Network Topology-aware Scheduling

Supports network topology-aware scheduling, fully considering the network bandwidth characteristics between nodes. In AI scenarios, this network topology-aware scheduling effectively optimizes data transmission for communication-intensive distributed training tasks, significantly reducing communication overhead and improving model training speed and overall efficiency.

Online and Offline Workloads Colocation

Supports online and offline workloads colocation, enhancing resource utilization while ensuring online worloads QoS through unified scheduling, dynamic resource overcommitment, CPU burst, and resource isolation.

Multi-cluster Scheduling

Support cross-cluster job scheduling for larger-scale resource pool management and load balancing

For more details about multi-cluster scheduling, see: volcano-global

Descheduling

Support dynamic descheduling to optimize cluster load distribution and improve system stability

For more details about descheduling, see: descheduler

Monitoring and Observability

Complete logging system
Rich monitoring metrics
Provides a dashboard, facilitating graphical interface operations for users.

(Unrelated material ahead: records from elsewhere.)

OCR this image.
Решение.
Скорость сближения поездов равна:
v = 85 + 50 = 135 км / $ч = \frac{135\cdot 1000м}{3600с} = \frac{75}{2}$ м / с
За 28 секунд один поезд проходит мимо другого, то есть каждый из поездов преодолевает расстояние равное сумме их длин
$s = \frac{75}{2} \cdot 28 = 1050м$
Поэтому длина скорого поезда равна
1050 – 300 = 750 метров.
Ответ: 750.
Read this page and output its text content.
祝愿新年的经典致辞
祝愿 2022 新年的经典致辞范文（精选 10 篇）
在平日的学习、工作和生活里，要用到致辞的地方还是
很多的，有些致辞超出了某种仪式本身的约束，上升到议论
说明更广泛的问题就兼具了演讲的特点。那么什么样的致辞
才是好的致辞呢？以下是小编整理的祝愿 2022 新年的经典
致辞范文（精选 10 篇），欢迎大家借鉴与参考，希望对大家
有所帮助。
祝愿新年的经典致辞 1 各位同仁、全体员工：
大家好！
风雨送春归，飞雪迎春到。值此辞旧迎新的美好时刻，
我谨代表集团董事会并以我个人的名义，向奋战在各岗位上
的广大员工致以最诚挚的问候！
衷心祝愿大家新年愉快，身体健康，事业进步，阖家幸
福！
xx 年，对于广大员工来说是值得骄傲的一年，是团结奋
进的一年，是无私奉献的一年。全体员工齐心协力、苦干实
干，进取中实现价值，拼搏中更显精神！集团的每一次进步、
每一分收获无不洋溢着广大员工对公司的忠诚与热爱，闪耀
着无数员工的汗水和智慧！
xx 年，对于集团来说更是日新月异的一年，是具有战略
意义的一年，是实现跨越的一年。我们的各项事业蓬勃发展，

For more details about dashboard, see: dashboard

For more details about volcano metrics, see: metrics

Ecosystem

Volcano has become the de facto standard in batch computing scenarios and is widely used in the following high-performance computing frameworks:

Additionally, Volcano has been widely adopted by various enterprises and organizations in the fields of AI and big data. With its powerful resource management capabilities, efficient job management mechanisms, and rich scheduling strategies (such as Gang scheduling, heterogeneous device scheduling, and topology-aware scheduling), it effectively meets the complex demands of distributed training and data analysis tasks. At the same time, Volcano enhances scheduling performance while ensuring the flexibility and reliability of task scheduling, providing strong support for enterprises to build an efficient resource utilization system.

Future Outlook

Volcano will continue to expand its functional boundaries through community collaboration and technical innovation, becoming a leader in high-performance computing and cloud-native batch scheduling.